On Monday night, Twitter CEO Jack Dorsey said he knows that CNN publishes deceptive news stories since he saw the far-left network attempt to start violence during the Ferguson, Missouri riots in 2014.
In a reply to a tweet from Miss Universe in 2017 Sarah Abdali Idan, who wrote, “Even @CNN sometimes publishes false news. I learned this from reporting on Iraqi politics in 2019. People must be aware that every media is susceptible to mistakes or intentional corruption.

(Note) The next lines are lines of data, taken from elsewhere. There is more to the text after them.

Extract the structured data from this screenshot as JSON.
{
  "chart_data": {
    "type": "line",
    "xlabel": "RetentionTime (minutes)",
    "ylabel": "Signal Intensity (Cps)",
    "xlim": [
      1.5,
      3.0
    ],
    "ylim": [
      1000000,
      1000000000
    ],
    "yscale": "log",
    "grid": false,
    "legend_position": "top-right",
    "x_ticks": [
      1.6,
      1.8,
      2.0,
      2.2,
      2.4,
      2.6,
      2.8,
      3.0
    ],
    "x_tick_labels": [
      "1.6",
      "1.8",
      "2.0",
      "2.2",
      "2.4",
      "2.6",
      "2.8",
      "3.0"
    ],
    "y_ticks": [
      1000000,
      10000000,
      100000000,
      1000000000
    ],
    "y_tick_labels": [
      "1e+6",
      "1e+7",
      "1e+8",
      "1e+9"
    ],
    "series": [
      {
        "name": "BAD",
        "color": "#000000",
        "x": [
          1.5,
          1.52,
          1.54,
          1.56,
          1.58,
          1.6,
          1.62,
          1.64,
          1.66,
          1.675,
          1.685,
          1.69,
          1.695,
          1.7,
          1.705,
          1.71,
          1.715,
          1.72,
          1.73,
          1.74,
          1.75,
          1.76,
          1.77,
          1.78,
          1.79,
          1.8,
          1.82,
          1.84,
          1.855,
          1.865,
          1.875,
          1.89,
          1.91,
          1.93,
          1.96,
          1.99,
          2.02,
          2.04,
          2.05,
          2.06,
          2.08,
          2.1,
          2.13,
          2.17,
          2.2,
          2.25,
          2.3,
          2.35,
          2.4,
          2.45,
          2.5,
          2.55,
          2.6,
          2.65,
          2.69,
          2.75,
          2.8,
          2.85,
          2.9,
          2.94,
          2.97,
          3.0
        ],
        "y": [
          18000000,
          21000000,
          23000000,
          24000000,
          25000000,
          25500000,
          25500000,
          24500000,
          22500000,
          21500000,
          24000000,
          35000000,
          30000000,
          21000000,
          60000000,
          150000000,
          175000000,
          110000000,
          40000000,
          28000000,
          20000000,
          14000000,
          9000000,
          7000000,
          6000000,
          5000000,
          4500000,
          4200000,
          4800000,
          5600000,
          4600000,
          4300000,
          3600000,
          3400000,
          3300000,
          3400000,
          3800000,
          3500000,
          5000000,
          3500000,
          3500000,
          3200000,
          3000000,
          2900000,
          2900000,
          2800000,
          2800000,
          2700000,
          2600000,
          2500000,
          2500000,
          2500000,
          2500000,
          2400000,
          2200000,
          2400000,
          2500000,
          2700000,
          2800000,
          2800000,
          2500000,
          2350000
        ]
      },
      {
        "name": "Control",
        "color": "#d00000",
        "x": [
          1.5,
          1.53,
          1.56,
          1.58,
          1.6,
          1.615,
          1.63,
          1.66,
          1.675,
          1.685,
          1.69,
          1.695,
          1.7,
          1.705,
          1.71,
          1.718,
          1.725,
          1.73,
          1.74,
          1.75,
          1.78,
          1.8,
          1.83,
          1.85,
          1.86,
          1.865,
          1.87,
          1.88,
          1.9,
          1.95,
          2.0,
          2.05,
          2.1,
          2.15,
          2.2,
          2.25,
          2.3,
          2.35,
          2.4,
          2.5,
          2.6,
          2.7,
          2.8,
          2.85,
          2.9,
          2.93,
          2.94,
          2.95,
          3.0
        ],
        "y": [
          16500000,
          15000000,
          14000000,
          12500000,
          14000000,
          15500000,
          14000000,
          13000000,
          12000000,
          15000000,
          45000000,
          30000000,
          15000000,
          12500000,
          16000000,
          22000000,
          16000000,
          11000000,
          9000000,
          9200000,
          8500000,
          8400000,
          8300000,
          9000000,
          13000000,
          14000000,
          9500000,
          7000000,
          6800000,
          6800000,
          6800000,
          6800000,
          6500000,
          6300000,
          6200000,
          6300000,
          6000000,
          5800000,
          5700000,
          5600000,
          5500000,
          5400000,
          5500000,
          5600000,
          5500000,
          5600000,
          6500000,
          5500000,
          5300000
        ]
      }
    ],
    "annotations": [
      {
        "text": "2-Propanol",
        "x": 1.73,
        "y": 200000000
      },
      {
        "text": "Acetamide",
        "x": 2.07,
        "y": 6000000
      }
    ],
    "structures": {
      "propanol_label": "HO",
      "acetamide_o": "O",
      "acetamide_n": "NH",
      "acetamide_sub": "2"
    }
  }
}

Do your own research before accepting what they’re selling you.”
“I’ve seen it happen,” Dorsey wrote. “During the protests in Ferguson, I saw them trying to create conflict and film it, causing the protestors to shout ‘f*** CNN.”
Idan’s tweet was in response to an earlier statement by Dorsey on the platform, when he criticized CNN’s Brian Stelter and a Post columnist for attacking Fox News host Tucker Carlson.
Dorsey referenced Stelter’s tweet that said: “Tucker Carlson is continuously selling the same thing… doubt”
Dorsey replied, “and you all are selling hope?”
“They’re selling truth, which is hope-agnostic. It’s not supposed to make you feel anything,” said MSNBC guest Elizabeth Spiers.
Idan’s tweet was in reply to Spiers’ tweet.
On Sunday, Dorsey caused a stir when he attacked the Twitter board of directors as entrepreneur Elon Musk, the world’s richest man attempts to take control of the firm.
When Dorsey responded to the following tweet, “If you look into the history of Twitter’s board, it’s fascinating. I was a witness to its early beginnings, caught up in conspiracies and coups, and among Twitter’s founding members. If it could be turned into a Hollywood thriller one day, that’d be cool.”
“It’s been the company’s major problem all along,” Dorsey said.
In response to venture capitalist Fred Destin’s statement that “What I do know for sure is that this old Silicon Valley saying is based in age-old wisdom that still applies today: A bad board will kill a company every time,” Dorsey replied with, “Big facts.”
“No,” Dorsey said when subsequently asked if he was permitted to express himself like this in public given his current position on the board.